Mapping Fripp Island, South Carolina with OpenStreetMap (OSM)

In December of 2010 I saw a piece about OpenStreetMap in the Wall Street Journal. I will hereafter refer to it as OSM. A full description of OSM on Wikipedia can be found at Essentially, OSM is a collaborative project to create a free editable map of the world. What the WSJ article said was that updating in certain parts of the world had been going on for some years but in the USA,  except for the big cities in America, not much had been done.

I’ve always loved maps and I was curious to see what Fripp Island looked like on OpenStreeMap.   I was delighted to find that it needed help badly. Most streets did not line up with the satellite photos, many were misnamed, points of interest were unnamed and there was a lot of data just plane missing. In other words, I had a project if I wanted to get into it. I did.

The map database in OSM  can be edited through your browser with an editing tool which OSM provides. Through trial and error and use of the OSM Help Center to post questions I gradually got going. My first steps were to realign streets to make them line up with satellite photos. I spent a few days doing this but I could see this would only get me so far. Often the foliage in satellite imagery obscured the view of the street. The only way I could get all the streets aligned  was to make gps traces and then upload these traces to OSM. From the traces, I could then trace the path actually taken by a street or trail whether I could see it or not. I needed a GPS unit.

Again the OSM Help Center was a great source. Some helpful people recommended the Garmin eTrex Legend HCx . Not cheap but it has a very sensitive gps receiver (good in heavy foliage for example)  and good battery life, I got one from an on-line store and started doing traces. The first traces I did were of the small trails between properties to the beach from various roads paralleling the beach. I started at the south end of the island, walking with my GPS unit getting a trace for each one. There are 32 of these and here is a section of the OSM map showing some on the north end of the island.

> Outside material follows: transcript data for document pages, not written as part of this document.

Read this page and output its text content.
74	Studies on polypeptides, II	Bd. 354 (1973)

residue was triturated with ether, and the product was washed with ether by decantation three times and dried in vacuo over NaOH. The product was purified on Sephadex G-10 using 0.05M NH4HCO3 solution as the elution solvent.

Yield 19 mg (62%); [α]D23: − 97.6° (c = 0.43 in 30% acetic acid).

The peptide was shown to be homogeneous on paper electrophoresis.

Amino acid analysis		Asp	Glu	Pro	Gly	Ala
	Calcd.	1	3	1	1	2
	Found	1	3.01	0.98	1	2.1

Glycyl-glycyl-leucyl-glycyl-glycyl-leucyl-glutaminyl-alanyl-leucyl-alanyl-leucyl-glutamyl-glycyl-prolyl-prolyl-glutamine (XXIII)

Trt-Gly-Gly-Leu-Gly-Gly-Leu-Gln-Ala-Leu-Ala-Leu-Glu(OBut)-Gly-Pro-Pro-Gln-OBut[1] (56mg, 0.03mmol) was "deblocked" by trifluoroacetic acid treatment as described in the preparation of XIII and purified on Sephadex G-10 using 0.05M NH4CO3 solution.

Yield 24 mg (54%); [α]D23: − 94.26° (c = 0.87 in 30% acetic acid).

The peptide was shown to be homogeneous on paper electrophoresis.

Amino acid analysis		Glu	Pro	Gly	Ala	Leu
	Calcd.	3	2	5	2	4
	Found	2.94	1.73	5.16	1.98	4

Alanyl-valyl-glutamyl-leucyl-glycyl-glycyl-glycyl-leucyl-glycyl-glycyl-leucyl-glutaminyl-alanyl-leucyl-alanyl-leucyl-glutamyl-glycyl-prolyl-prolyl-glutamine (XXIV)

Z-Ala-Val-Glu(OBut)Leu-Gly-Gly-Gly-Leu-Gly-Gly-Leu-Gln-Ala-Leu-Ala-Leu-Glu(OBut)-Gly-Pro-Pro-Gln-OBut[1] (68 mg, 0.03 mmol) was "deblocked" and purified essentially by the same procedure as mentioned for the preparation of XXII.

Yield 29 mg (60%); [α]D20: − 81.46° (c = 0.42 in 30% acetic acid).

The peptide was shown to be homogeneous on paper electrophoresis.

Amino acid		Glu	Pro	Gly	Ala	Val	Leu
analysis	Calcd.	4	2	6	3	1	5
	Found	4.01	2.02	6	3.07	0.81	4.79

The public beach accesses are the red dotted lines going out to the beach. Some are labeled. If you like, you can go to Open Street Map using this link:

Lots more to do. In some cases, whole neighborhoods were so badly represented I found it easier to do gps traces of all the roads in those areas and replace the original TIGER maps. Also, lakes, ponds were not aligned well. I added parks, trails, tennis courts, community swimming pools and lots of buildings. Here is a section in the middle of the island containing the tennis courts, some pools, restaurants etc.

I walked the beach at high tide and low tide to be able to capture the approximate current shoreline. The OSM rendering of the island (what you see in the “View”) shows the shoreline approximately as it existed at high tide on December 30, 2010. I tried to be sure that all the Points of Interest on the island were shown. I added as many “tags” as possible  to roads, buildings and POI’s. As I understand it, these tags help the rendering programs to show these features more accurately.

Why, you are wondering, would I want to do this. Well, mostly just for the fun of doing it, of creating something. I love maps. I like walking around the island. It was winter and gave me something to do. Several hours on most days over a span of several weeks. I also like the idea that OSM data will be used more and more in mapping software and when someone looks at Fripp Island using OSM data, they will see what really exists. The roads, trails, pools, parks, golf courses, restaurants, and other amenities will be where they are supposed to be. In a nutshell it was fun. I can also say that none of the other on-line maps that I have looked at are as accurate as mine. That includes Google Maps which I love and use often but it has many inaccuracies. Google is now allowing updates from people like me and I have made some but the process is much slower than with OSM. 

Take a look at OpenStreetMap in your neighborhood. Go here and then type in your zip  code or city and state in the search box and GO. Maps are fun.